O Corinthians de 2026 tenta encontrar o ponto de equilíbrio entre a tradição política do Parque São Jorge e a urgência técnica do CT da base. A saída de Nenê do Posto, embora não oficializada com pompas, foi o desfecho de um desgaste natural: de um lado, a visão estatutária e política; do outro, a metodologia de Erasmo Damiani, que conta com o respaldo da cúpula pela clareza na organização tática e administrativa do setor. A leitura de jogo de Stabile, por ora, é de não pressa: ele prefere o cargo vago a um nome que possa gerar curto-circuito com o trabalho de reestruturação que vem sendo bem avaliado.
Xadrez Eleitoral e a Estabilidade de Damiani
A busca por um substituto esbarra no calendário político do clube:
Coalizão de Apoio: Stabile utiliza a vacância do cargo como peça de negociação entre grupos aliados, buscando garantir governabilidade em um ano em que cada movimento reflete nas urnas.
Blindagem Técnica: O entendimento interno é que Damiani deve ter autonomia total. O novo diretor, quando chegar, precisará ter um perfil mais institucional, evitando intervenções diretas na gestão de elenco das categorias Sub-17 e Sub-20.
Sustentabilidade: A diretoria sabe que a base é a salvação financeira do clube. Transições precisas para o profissional são vitais para valorizar ativos e reforçar o time principal sem custos astronômicos.

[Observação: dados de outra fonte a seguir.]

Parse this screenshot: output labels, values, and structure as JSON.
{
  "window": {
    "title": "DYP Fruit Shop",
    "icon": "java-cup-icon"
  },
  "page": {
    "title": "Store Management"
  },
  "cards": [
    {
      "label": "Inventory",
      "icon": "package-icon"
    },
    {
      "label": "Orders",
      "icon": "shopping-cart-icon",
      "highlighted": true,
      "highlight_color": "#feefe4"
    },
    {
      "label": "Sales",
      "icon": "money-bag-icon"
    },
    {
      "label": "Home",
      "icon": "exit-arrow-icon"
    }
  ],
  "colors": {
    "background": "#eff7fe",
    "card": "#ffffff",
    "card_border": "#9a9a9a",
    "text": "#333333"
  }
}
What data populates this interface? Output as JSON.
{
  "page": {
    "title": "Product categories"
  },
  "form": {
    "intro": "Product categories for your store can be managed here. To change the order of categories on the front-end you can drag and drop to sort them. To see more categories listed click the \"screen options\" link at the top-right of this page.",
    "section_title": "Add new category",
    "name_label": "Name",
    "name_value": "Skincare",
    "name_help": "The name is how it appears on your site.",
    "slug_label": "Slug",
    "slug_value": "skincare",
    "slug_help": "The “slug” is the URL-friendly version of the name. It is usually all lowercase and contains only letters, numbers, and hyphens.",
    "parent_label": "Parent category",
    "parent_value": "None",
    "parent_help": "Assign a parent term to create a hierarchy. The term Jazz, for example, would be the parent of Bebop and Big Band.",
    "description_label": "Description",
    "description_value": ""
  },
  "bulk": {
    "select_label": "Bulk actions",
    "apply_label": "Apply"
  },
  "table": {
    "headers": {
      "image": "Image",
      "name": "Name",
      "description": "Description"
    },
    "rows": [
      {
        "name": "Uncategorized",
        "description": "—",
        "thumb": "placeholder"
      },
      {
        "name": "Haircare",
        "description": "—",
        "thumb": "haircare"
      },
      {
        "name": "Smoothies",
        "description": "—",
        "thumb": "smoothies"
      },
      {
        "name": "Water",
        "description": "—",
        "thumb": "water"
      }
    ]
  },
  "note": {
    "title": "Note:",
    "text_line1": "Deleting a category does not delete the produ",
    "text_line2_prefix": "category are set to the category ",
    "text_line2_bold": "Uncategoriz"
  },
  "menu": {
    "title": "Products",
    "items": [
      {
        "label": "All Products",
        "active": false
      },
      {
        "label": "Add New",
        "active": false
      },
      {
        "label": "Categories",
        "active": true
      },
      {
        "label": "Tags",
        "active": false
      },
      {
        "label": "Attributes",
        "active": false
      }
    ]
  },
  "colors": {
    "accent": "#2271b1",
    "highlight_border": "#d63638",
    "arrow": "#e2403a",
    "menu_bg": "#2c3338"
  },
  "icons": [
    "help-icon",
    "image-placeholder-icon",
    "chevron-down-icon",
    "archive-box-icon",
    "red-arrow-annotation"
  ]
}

A Urgência de uma Definição
Apesar do suporte de Damiani, a ausência de uma face política na base traz riscos:
Representatividade: Sem um diretor, a base perde voz em reuniões de diretoria e conselho, o que pode atrasar a liberação de orçamentos para reformas e contratações de jovens promessas.
Transição para o Profissional: O elo entre a base e o técnico do time principal precisa de um facilitador político para garantir que as "joias" tenham o espaço e o tempo de maturação corretos.
Metas de Curto Prazo: Com a sequência dos campeonatos de base batendo à porta, Stabile precisa definir se manterá a estrutura atual até o pleito ou se trará um nome de peso para acalmar os ânimos da oposição.
O Corinthians encerra a sexta-feira em compasso de espera. A base, que deveria ser o porto seguro do clube, tornou-se o epicentro de uma disputa silenciosa por influência. Osmar Stabile segura as rédeas, ciente de que o futuro do Corinthians depende tanto do talento dos meninos em campo quanto da habilidade em pacificar o Parque São Jorge. A pergunta que ecoa nos corredores é: quem aceitará ser o diretor de uma base onde a caneta técnica já tem dono?